I started this post by describing the uneasy feeling of staring at a ticker symbol that represented a huge portion of my savings without really understanding what was happening underneath it. After doing the research, that unease is completely gone. And I think the same thing will happen for you.

Here is what we have learned:

  • XEQT is built on a fund-of-funds structure that leverages four specialized, institutional-grade ETFs, each covering a major region of the global equity market.
  • Those ETFs track transparent, rules-based indexes managed by S&P Dow Jones and MSCI – two of the most respected index providers in the world. No gut feelings, no star fund managers, no secret sauce. Just rules.
  • The target allocation is set by a professional investment committee at the world’s largest asset manager, reviewed periodically, and designed for long-term strategic stability.
  • Rebalancing happens automatically through a combination of smart cash-flow management and periodic trades, saving you time, money, and the mental burden of doing it yourself.
  • The currency exposure is unhedged by design, which reduces costs and actually provides natural diversification against Canadian-specific economic risk.
  • Securities lending is a fully collateralized, well-regulated practice that generates extra revenue to partially offset your costs.
  • Tracking error is minimal and well within the range you would expect from a fund with a 0.20% MER.

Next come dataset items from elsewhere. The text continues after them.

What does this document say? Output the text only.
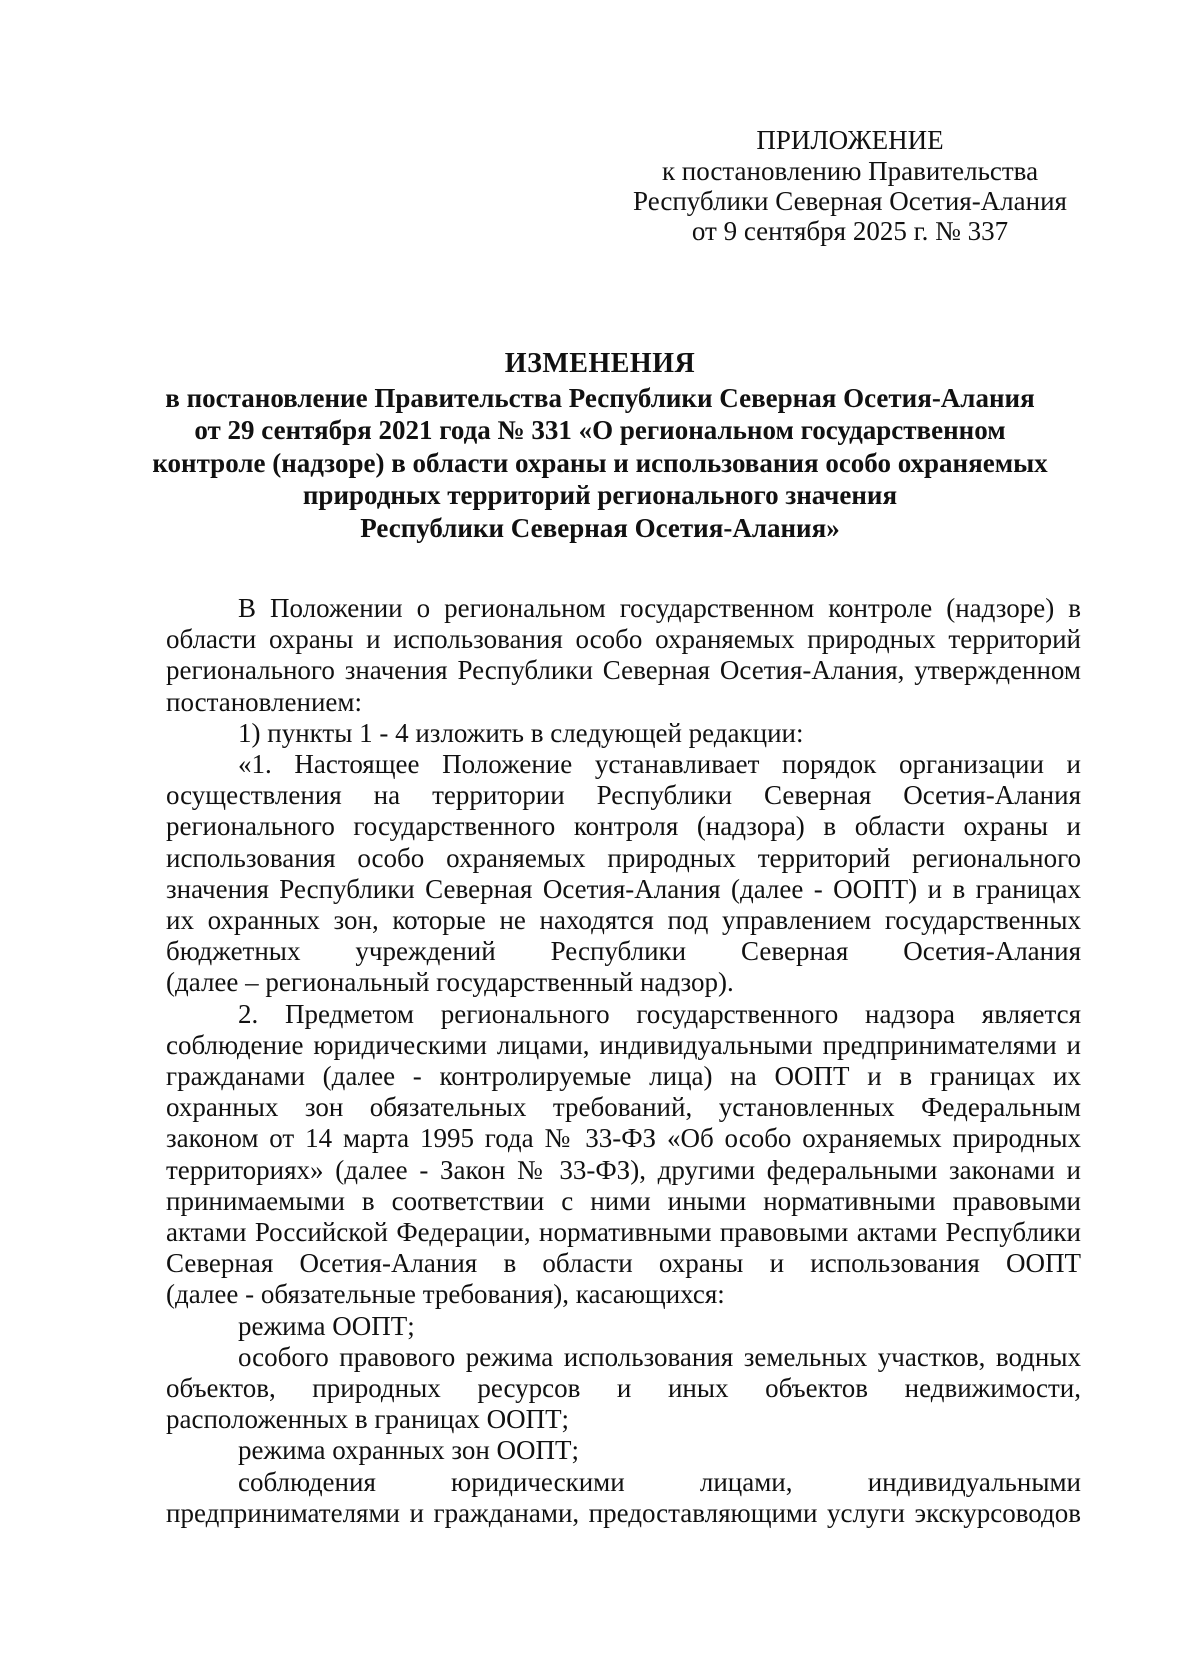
ПРИЛОЖЕНИЕ
к постановлению Правительства
Республики Северная Осетия-Алания
от 9 сентября 2025 г. № 337
ИЗМЕНЕНИЯ
в постановление Правительства Республики Северная Осетия-Алания
от 29 сентября 2021 года № 331 «О региональном государственном
контроле (надзоре) в области охраны и использования особо охраняемых
природных территорий регионального значения
Республики Северная Осетия-Алания»
В Положении о региональном государственном контроле (надзоре) в
области охраны и использования особо охраняемых природных территорий
регионального значения Республики Северная Осетия-Алания, утвержденном
постановлением:
1) пункты 1 - 4 изложить в следующей редакции:
«1. Настоящее Положение устанавливает порядок организации и
осуществления на территории Республики Северная Осетия-Алания
регионального государственного контроля (надзора) в области охраны и
использования особо охраняемых природных территорий регионального
значения Республики Северная Осетия-Алания (далее - ООПТ) и в границах
их охранных зон, которые не находятся под управлением государственных
бюджетных учреждений Республики Северная Осетия-Алания
(далее – региональный государственный надзор).
2. Предметом регионального государственного надзора является
соблюдение юридическими лицами, индивидуальными предпринимателями и
гражданами (далее - контролируемые лица) на ООПТ и в границах их
охранных зон обязательных требований, установленных Федеральным
законом от 14 марта 1995 года № 33-ФЗ «Об особо охраняемых природных
территориях» (далее - Закон № 33-ФЗ), другими федеральными законами и
принимаемыми в соответствии с ними иными нормативными правовыми
актами Российской Федерации, нормативными правовыми актами Республики
Северная Осетия-Алания в области охраны и использования ООПТ
(далее - обязательные требования), касающихся:
режима ООПТ;
особого правового режима использования земельных участков, водных
объектов, природных ресурсов и иных объектов недвижимости,
расположенных в границах ООПТ;
режима охранных зон ООПТ;
соблюдения юридическими лицами, индивидуальными
предпринимателями и гражданами, предоставляющими услуги экскурсоводов
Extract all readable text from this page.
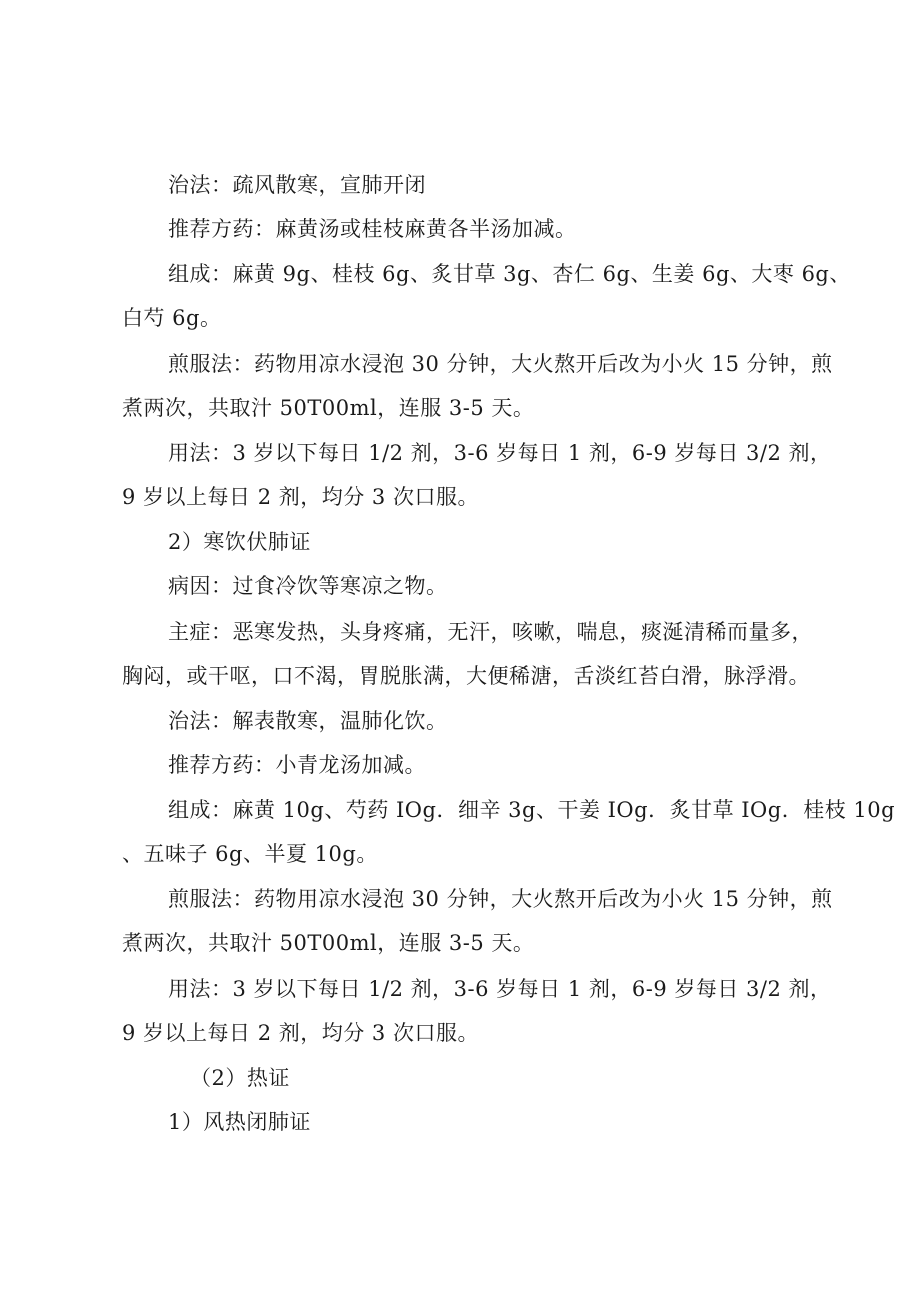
治法：疏风散寒，宣肺开闭
推荐方药：麻黄汤或桂枝麻黄各半汤加减。
组成：麻黄 9g、桂枝 6g、炙甘草 3g、杏仁 6g、生姜 6g、大枣 6g、
白芍 6g。
煎服法：药物用凉水浸泡 30 分钟，大火熬开后改为小火 15 分钟，煎
煮两次，共取汁 50T00ml，连服 3-5 天。
用法：3 岁以下每日 1/2 剂，3-6 岁每日 1 剂，6-9 岁每日 3/2 剂，
9 岁以上每日 2 剂，均分 3 次口服。
2）寒饮伏肺证
病因：过食冷饮等寒凉之物。
主症：恶寒发热，头身疼痛，无汗，咳嗽，喘息，痰涎清稀而量多，
胸闷，或干呕，口不渴，胃脱胀满，大便稀溏，舌淡红苔白滑，脉浮滑。
治法：解表散寒，温肺化饮。
推荐方药：小青龙汤加减。
组成：麻黄 10g、芍药 IOg．细辛 3g、干姜 IOg．炙甘草 IOg．桂枝 10g
、五味子 6g、半夏 10g。
煎服法：药物用凉水浸泡 30 分钟，大火熬开后改为小火 15 分钟，煎
煮两次，共取汁 50T00ml，连服 3-5 天。
用法：3 岁以下每日 1/2 剂，3-6 岁每日 1 剂，6-9 岁每日 3/2 剂，
9 岁以上每日 2 剂，均分 3 次口服。
（2）热证
1）风热闭肺证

Every piece of XEQT was designed by people whose careers depend on getting this right. BlackRock manages over $10 trillion in assets globally. Their reputation and business model depend on these products working as advertised. You are not trusting your savings to some fly-by-night operation. You are plugging into the largest asset management machine ever built.

The best part? You do not need to understand any of this for it to work. XEQT will do its job whether you have read this article or not. But knowing how it works is what helps you hold it when markets drop 20% and every fiber of your being is screaming to sell. That understanding is the foundation of conviction, and conviction is the single most important ingredient in long-term investing success.

I sleep better knowing exactly what my money is doing inside XEQT. I hope after reading this, you do too.